Contravention of Policies and Procedures
- The Member’s policies and procedures required its approved persons:
- only participate in referral arrangements where the Member has approved the referral arrangement and is a party to a written referral arrangement; and
- disclose to, and obtain approval from, the Member prior to engaging in any outside business activities.
- Counsel submits: “…by engaging in securities related business outside the Member and entering into an unapproved referral arrangement, the Respondent contravened the Member’s policies and procedures and MFDA Rules 2.5.1 and 1.1.2.” We agree.
VIII. THE SANCTIONS ARE WITHIN A REASONABLE RANGE OF APPROPRIATENESS
- Counsel for the MFDA submits that the goal of securities regulation is protection of the investing public. See Pezim v.
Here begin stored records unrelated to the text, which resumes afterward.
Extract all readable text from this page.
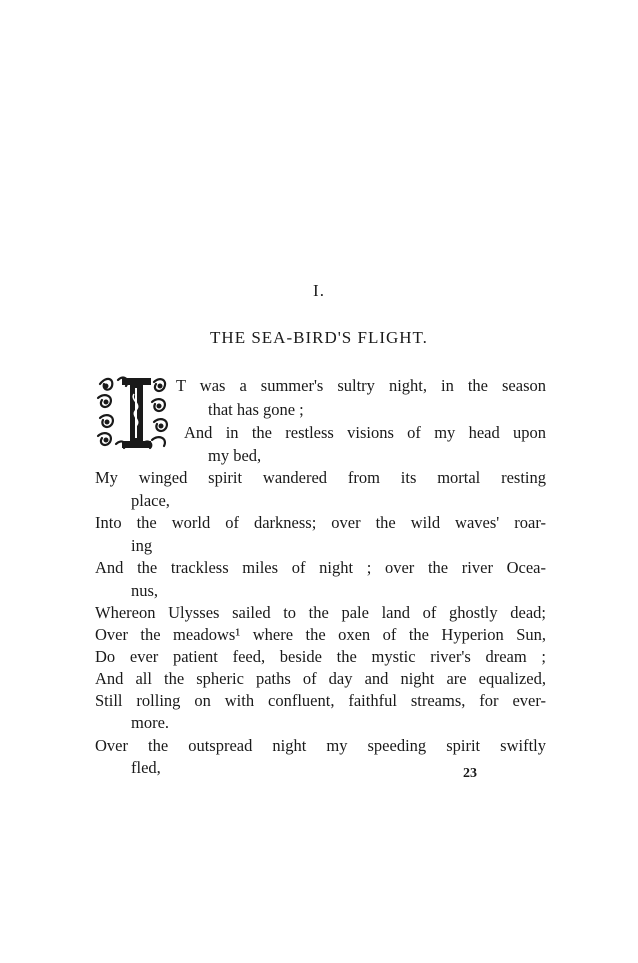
I.
THE SEA-BIRD'S FLIGHT.
T was a summer's sultry night, in the season
that has gone ;
And in the restless visions of my head upon
my bed,
My winged spirit wandered from its mortal resting
place,
Into the world of darkness; over the wild waves' roar-
ing
And the trackless miles of night ; over the river Ocea-
nus,
Whereon Ulysses sailed to the pale land of ghostly dead;
Over the meadows¹ where the oxen of the Hyperion Sun,
Do ever patient feed, beside the mystic river's dream ;
And all the spheric paths of day and night are equalized,
Still rolling on with confluent, faithful streams, for ever-
more.
Over the outspread night my speeding spirit swiftly
fled,	23
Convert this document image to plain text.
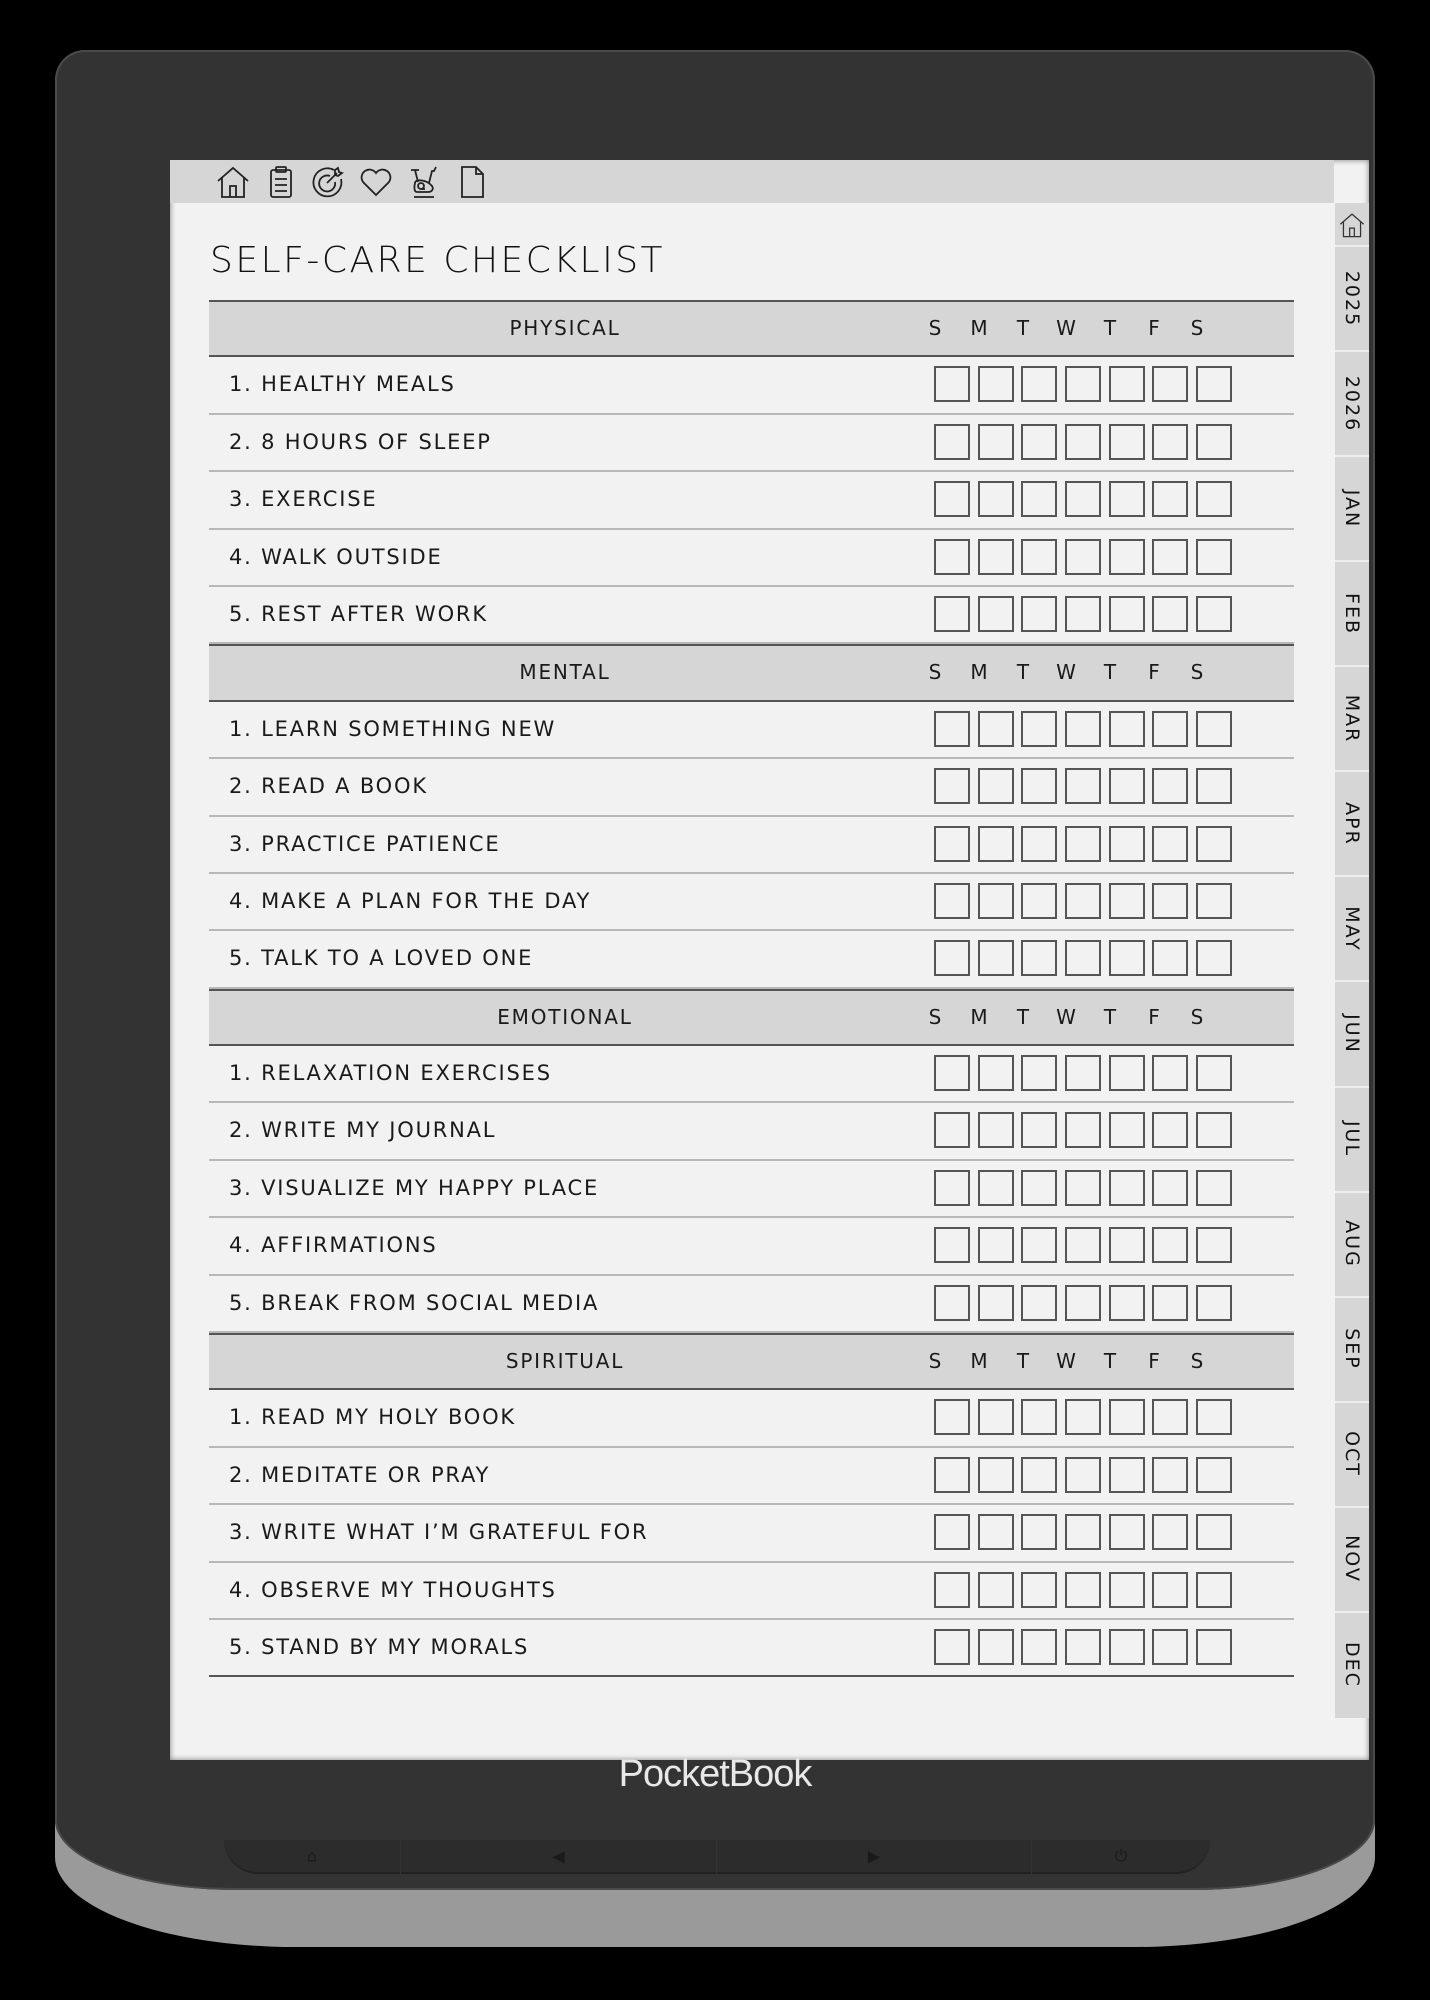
SELF-CARE CHECKLIST
PHYSICAL	S	M	T	W	T	F	S
1. HEALTHY MEALS
2. 8 HOURS OF SLEEP
3. EXERCISE
4. WALK OUTSIDE
5. REST AFTER WORK
MENTAL	S	M	T	W	T	F	S
1. LEARN SOMETHING NEW
2. READ A BOOK
3. PRACTICE PATIENCE
4. MAKE A PLAN FOR THE DAY
5. TALK TO A LOVED ONE
EMOTIONAL	S	M	T	W	T	F	S
1. RELAXATION EXERCISES
2. WRITE MY JOURNAL
3. VISUALIZE MY HAPPY PLACE
4. AFFIRMATIONS
5. BREAK FROM SOCIAL MEDIA
SPIRITUAL	S	M	T	W	T	F	S
1. READ MY HOLY BOOK
2. MEDITATE OR PRAY
3. WRITE WHAT I’M GRATEFUL FOR
4. OBSERVE MY THOUGHTS
5. STAND BY MY MORALS
2025
2026
JAN
FEB
MAR
APR
MAY
JUN
JUL
AUG
SEP
OCT
NOV
DEC
PocketBook
⌂	◀	▶	⏻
British Columbia (Superintendent of Brokers),  2 S.C.R. 557 at para. 59. Counsel submits among the factors that ought to be considered in a case such as this are the seriousness of the misconduct, the Respondent’s recognition of the seriousness of the misconduct and the harm suffered by the investors.
- The Respondent has not been subject to a prior disciplinary offence. Counsel for the MFDA submits that the Respondent recognizes the seriousness of his misconduct. He has accepted responsibility for his actions and avoided the expense of a full discipline hearing.
- Counsel submits that the proposed sanction serves the purpose of both specific and general deterrence. By virtue of his requirement to stay out of the industry for 3 years and to pay a fine of $15,000.00 the important principles for both specific and general deterrence are served.
- Taking all the above factors into account this Panel is satisfied that the proposed penalties are within a reasonable range of appropriateness.